For many locals and visitors, the neo-classical Konzerthaus hall is Berlin’s most attractive venue for top-flight classical music. Here, right at the heart of the stunning Gendarmenmarkt square, you can enjoy an unforgettable classical concert experience.
The Konzerthausorchester – from Mozart to espresso
The Konzerthaus is home to the Konzerthausorchester, a symphony orchestra under principal conductor Iván Fischer. The repertoire covers a spectrum from major symphonic works to chamber music, from early music to contemporary classical music. In addition, every season has its own special theme, such as Mozart in May, or the France Festival when everyone working in the concert hall wears a red beret.
In the Mittendrin series, you can even have a seat directly among the orchestra, and experience the music and musicians as you never have before! And every day between 11 am and 6 pm, visitors can take a free peek at the main auditorium from the entrance at the top of the main stairs.
A shot of classical music after lunch. At the Espresso Concerts every Wednesday, musicians from the Konzerthausorchester and up-and-coming young talents play 45 minutes of top-flight classical music – and the tickets include a free pre-concert espresso!
Today’s Konzerthaus concert hall was originally a theatre built by Friedrich the Great in the eighteenth century. In the early nineteenth century, a new, more decorative theatre was constructed on the site to plans by Carl Gotthard Langhans, who also designed the Brandenburg Gate. But Langhans’ new theatre only stood for fifteen years before it was destroyed in a fire. In 1821, Karl Friedrich Schinkel, probably Berlin’s best known architect, was commissioned to construct a new theatre.
The Konzerthaus has hosted many outstanding events down the years. In 1789, for example, Wolfgang Amadeus Mozart visited the first theatre on this site for a performance of his opera Die Entführung aus dem Serail. Later, Schinkel not only designed the new theatre, but also the stage set for E.T.A. Hoffmann’s opera Undine. In Schinkel’s theatre, Paganini and Franz Liszt also gave guest performances, and Richard Wagner conducted his opera The Flying Dutchman.
In the nineteenth century, when the building here was still largely used as a theatre, corner seat number 23 in the stalls was the favourite place of renowned journalist and author Theodor Fontane. From there, he watched the plays – and penned some quite scathing reviews. In the Second World War, the theatre was razed to the ground by fire during a bombing raid. The building was reopened in 1984, now as the Konzerthaus concert hall. Since then, it has been a venue for performances by major conductors and orchestras. After the Berlin Wall fell, this was where Leonard Bernstein conducted an international orchestra and chorus in Beethoven’s Ninth with the text of the famous ode An die Freude (Ode to Joy) changed to An die Freiheit (Ode to Freedom).

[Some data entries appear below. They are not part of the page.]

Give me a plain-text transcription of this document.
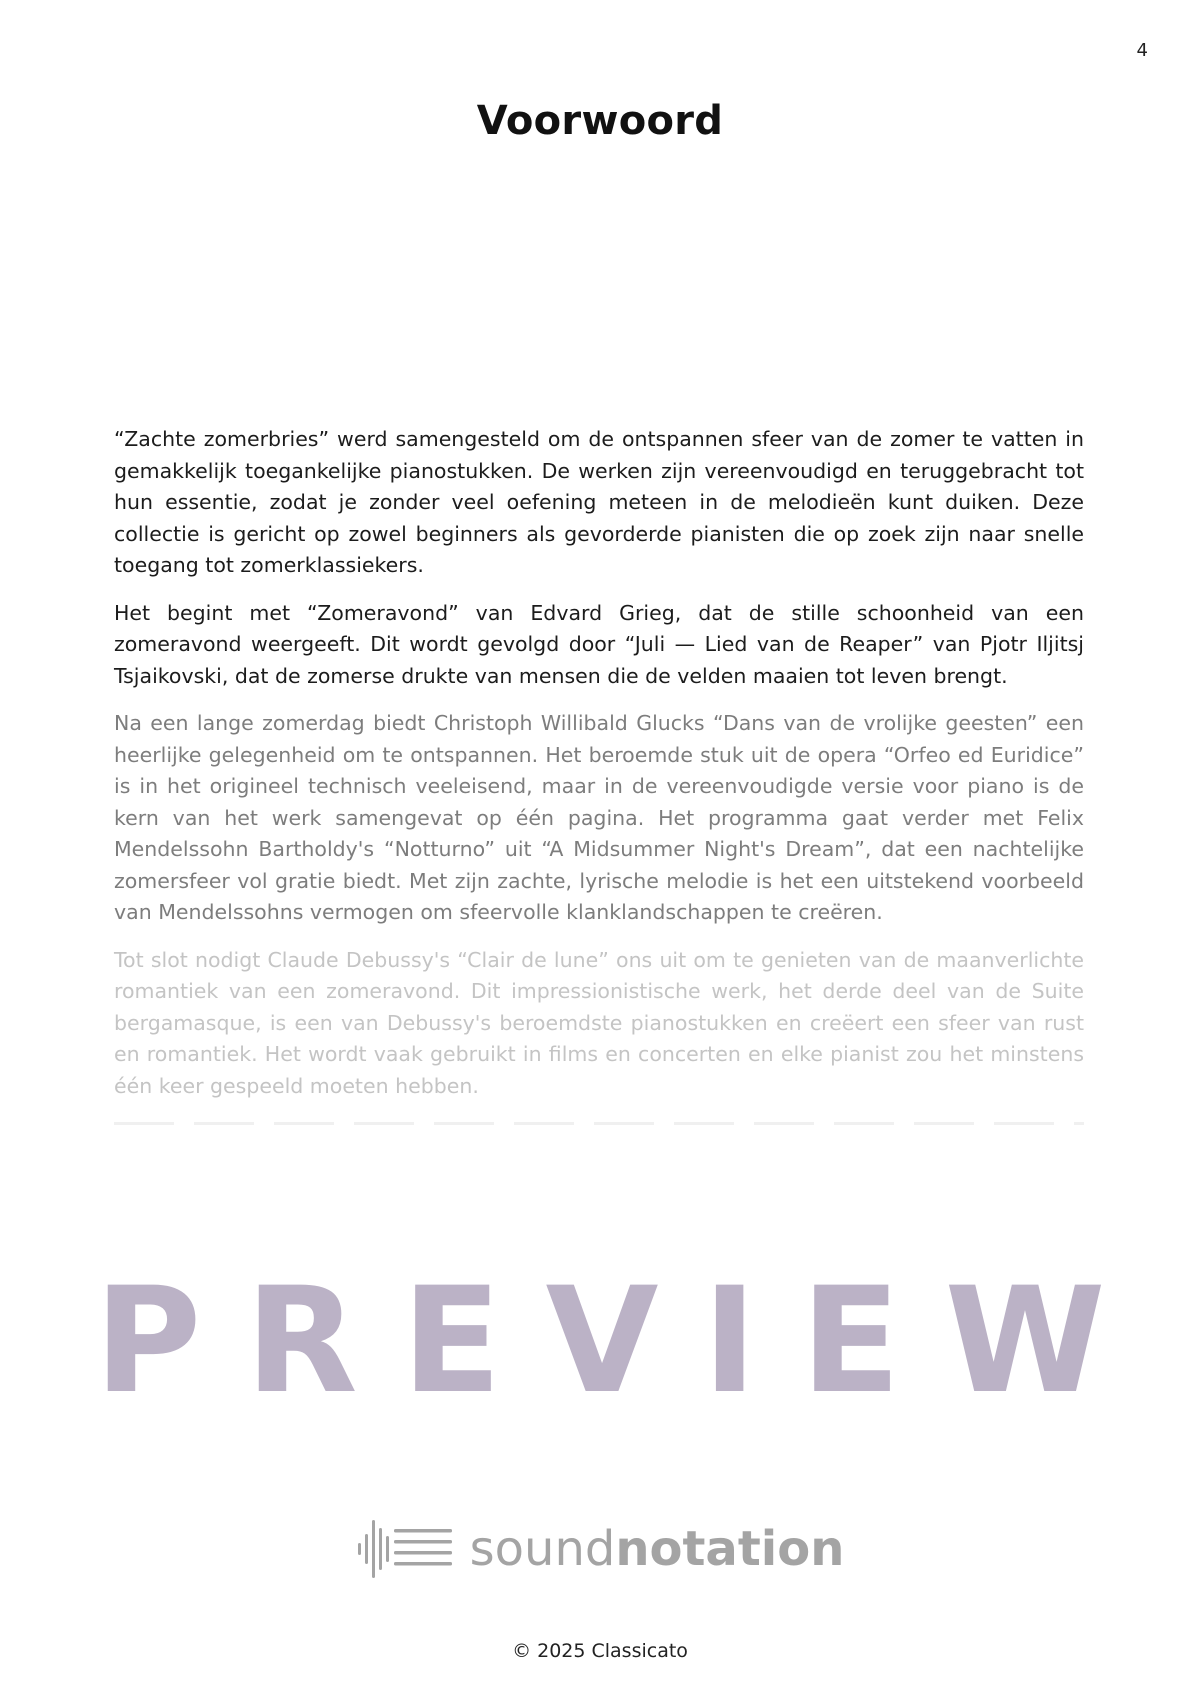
4
Voorwoord

“Zachte zomerbries” werd samengesteld om de ontspannen sfeer van de zomer te vatten in gemakkelijk toegankelijke pianostukken. De werken zijn vereenvoudigd en teruggebracht tot hun essentie, zodat je zonder veel oefening meteen in de melodieën kunt duiken. Deze collectie is gericht op zowel beginners als gevorderde pianisten die op zoek zijn naar snelle toegang tot zomerklassiekers.

Het begint met “Zomeravond” van Edvard Grieg, dat de stille schoonheid van een zomeravond weergeeft. Dit wordt gevolgd door “Juli — Lied van de Reaper” van Pjotr Iljitsj Tsjaikovski, dat de zomerse drukte van mensen die de velden maaien tot leven brengt.

Na een lange zomerdag biedt Christoph Willibald Glucks “Dans van de vrolijke geesten” een heerlijke gelegenheid om te ontspannen. Het beroemde stuk uit de opera “Orfeo ed Euridice” is in het origineel technisch veeleisend, maar in de vereenvoudigde versie voor piano is de kern van het werk samengevat op één pagina. Het programma gaat verder met Felix Mendelssohn Bartholdy's “Notturno” uit “A Midsummer Night's Dream”, dat een nachtelijke zomersfeer vol gratie biedt. Met zijn zachte, lyrische melodie is het een uitstekend voorbeeld van Mendelssohns vermogen om sfeervolle klanklandschappen te creëren.

Tot slot nodigt Claude Debussy's “Clair de lune” ons uit om te genieten van de maanverlichte romantiek van een zomeravond. Dit impressionistische werk, het derde deel van de Suite bergamasque, is een van Debussy's beroemdste pianostukken en creëert een sfeer van rust en romantiek. Het wordt vaak gebruikt in films en concerten en elke pianist zou het minstens één keer gespeeld moeten hebben.

PREVIEW
soundnotation
© 2025 Classicato
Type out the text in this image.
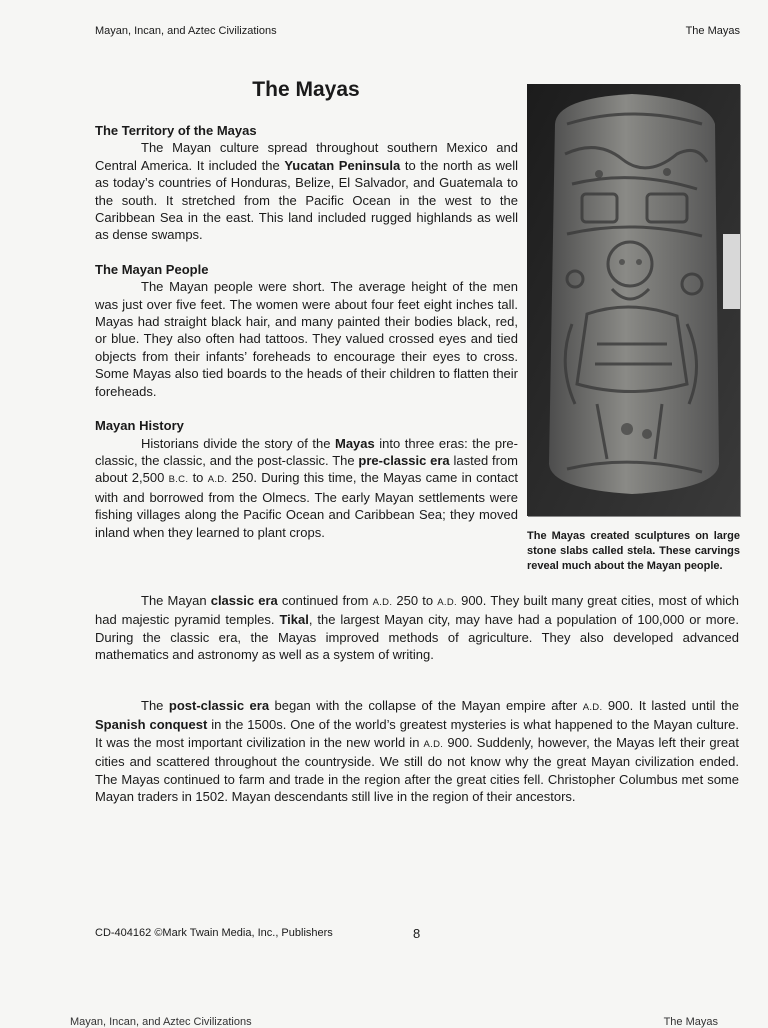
Mayan, Incan, and Aztec Civilizations	The Mayas
The Mayas
The Territory of the Mayas

The Mayan culture spread throughout southern Mexico and Central America. It included the Yucatan Peninsula to the north as well as today’s countries of Honduras, Belize, El Salvador, and Guatemala to the south. It stretched from the Pacific Ocean in the west to the Caribbean Sea in the east. This land included rugged highlands as well as dense swamps.

The Mayan People

The Mayan people were short. The average height of the men was just over five feet. The women were about four feet eight inches tall. Mayas had straight black hair, and many painted their bodies black, red, or blue. They also often had tattoos. They valued crossed eyes and tied objects from their infants’ foreheads to encourage their eyes to cross. Some Mayas also tied boards to the heads of their children to flatten their foreheads.

Mayan History

Historians divide the story of the Mayas into three eras: the pre-classic, the classic, and the post-classic. The pre-classic era lasted from about 2,500 B.C. to A.D. 250. During this time, the Mayas came in contact with and borrowed from the Olmecs. The early Mayan settlements were fishing villages along the Pacific Ocean and Caribbean Sea; they moved inland when they learned to plant crops.	The Mayas created sculptures on large stone slabs called stela. These carvings reveal much about the Mayan people.

The Mayan classic era continued from A.D. 250 to A.D. 900. They built many great cities, most of which had majestic pyramid temples. Tikal, the largest Mayan city, may have had a population of 100,000 or more. During the classic era, the Mayas improved methods of agriculture. They also developed advanced mathematics and astronomy as well as a system of writing.

The post-classic era began with the collapse of the Mayan empire after A.D. 900. It lasted until the Spanish conquest in the 1500s. One of the world’s greatest mysteries is what happened to the Mayan culture. It was the most important civilization in the new world in A.D. 900. Suddenly, however, the Mayas left their great cities and scattered throughout the countryside. We still do not know why the great Mayan civilization ended. The Mayas continued to farm and trade in the region after the great cities fell. Christopher Columbus met some Mayan traders in 1502. Mayan descendants still live in the region of their ancestors.

CD-404162 ©Mark Twain Media, Inc., Publishers	8
Mayan, Incan, and Aztec Civilizations	The Mayas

Externally, the Konzerthaus is a detailed reconstruction of the neo-classical design by Karl Friedrich Schinkel. In contrast, the interior is new, but inspired by the neo-classical style. The main auditorium, with its white and gold decorative elements, is very impressive. The most striking feature is the organ, with 74 organ stops and a total of 5,811 organ pipes. The Konzerthaus also houses the Apollo Hall for smaller concerts, a music club and the modern Werner-Otto Hall.
Information for school classes
School classes can register to visit an orchestra rehearsal. In these visits, which are free of charge, pupils can gain an insight into the work of a symphony orchestra. Before and after the rehearsal, they can also talk to the musicians in the orchestra. Senior classes are also allowed to visit dress rehearsals. To prepare for visiting the rehearsals, the class teachers are either sent articles from the concert programme 14 days before the visit, or a Konzerthaus volunteer comes to speak to the classes. Registrations at firstname.lastname@example.org
Parking at the Konzerthaus
At the underground garage at the corner of Taubenstraße and Jägerstraße, Konzerthaus guests can park for the special low rate of just € 5.50 for six hours. To qualify for this rate, guests must have their parking ticket stamped at the service desk in the foyer.